Well this hasn't been a good few weeks for me, I have ended up getting one infection after another. With being on an autoimmune suppressor this is only to be expected, from time to time. However when you go from one to another, it does become a little vexing to say the least.

It started with a cut on my chin, buried under my beard becoming infected. This would normally be a small thing just a little swelling and not the nightmare it turned into. In a relatively short space of time the affected area went from a small swelling to it ballooning and me looking like an over ambitious Hamster and needing to be on heavy duty antibiotics. So I had to stop taking my Enbrel until the infection had cleared up and the wound had fully healed.

Unfortunately before this had finished healing, I managed to cut cut my self quite badly, which also ended up infected, thankfully it didn't end up as extreme as the first. So again needing to wait for it to heal before restarting my Enbrel.

Now to add insult to injury I have got a very painful stye in my left eye, I haven't had one of these since I was a child. Yet again time added to my wait, oh the joys....

It has been close on a month since I have last took my last dose of Enbrel and the symptoms of AS are creeping back in. The stiffness in my joints when I wake, or sit in the same position for too long. The random aches and pains. Even the random bouts of fatigue, these are the worst, feeling so drained, lethargic, listless, devoid of all energy. I'll take all of the other symptoms of AS over this one, I find it the hardest to cope with.

I am looking forward to being back on Enbrel as it helps me so much and pushes the symptoms of AS into the background, which greatly improves my day to day life. Having all of this happen to me has not put me off of taking it, I accept that being on an autoimmune suppressor can lead to things like this happening, and I hope it's a long time before I have to take this long a break from it. As I had almost forgotten how much AS can hamper me, when left unchecked.

Tuesday, 22 April 2014

Waiting For Enbrel To Kick Back In

In one of my recent posts I talked about having to take a break from taking Enbrel, due to an evil cold. This has passed, thankfully and I am back on my regular weekly jabs. However taking this break has started to bring back a return of the symptoms. I was expecting this to happen.

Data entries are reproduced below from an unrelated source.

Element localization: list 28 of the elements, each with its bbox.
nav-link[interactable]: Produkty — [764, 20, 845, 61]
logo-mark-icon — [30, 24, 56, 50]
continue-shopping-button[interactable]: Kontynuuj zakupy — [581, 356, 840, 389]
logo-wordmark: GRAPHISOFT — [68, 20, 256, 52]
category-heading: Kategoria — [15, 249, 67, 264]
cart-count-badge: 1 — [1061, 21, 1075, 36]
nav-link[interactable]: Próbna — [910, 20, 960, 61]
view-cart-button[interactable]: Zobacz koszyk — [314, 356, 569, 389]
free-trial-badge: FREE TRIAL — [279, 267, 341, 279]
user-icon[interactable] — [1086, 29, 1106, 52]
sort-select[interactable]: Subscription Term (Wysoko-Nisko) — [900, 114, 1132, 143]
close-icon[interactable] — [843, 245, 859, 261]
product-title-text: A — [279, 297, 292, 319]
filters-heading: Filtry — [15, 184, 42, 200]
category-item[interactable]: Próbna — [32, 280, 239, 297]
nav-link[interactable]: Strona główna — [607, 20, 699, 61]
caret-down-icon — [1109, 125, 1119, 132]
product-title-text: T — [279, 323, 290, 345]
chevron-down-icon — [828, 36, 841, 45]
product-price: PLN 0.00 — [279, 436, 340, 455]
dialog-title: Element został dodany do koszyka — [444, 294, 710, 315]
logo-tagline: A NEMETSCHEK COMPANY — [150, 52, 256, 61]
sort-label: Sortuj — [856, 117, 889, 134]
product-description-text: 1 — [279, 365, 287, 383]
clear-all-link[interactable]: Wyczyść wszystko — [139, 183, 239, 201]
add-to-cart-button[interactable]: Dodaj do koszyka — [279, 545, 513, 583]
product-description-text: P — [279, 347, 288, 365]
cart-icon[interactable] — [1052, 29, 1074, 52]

Now I am back on Enbrel it'll take some time to build up in my system and start to reduce the pain in my joints, as well as the stiffness that has crept back. Thankfully these haven't reached the same levels as they were before I started on Enbrel.

I am sure that this will not be the last time I have to take a break from taking Enbrel. As it is an immunosupressant and everyone does pick up nasty bugs from time to time, so when I catch one I'll need the full force of my immune system to fight it off.

I am hoping that it'll be a long time before I catch another evil bug and have to take another break from Enbrel.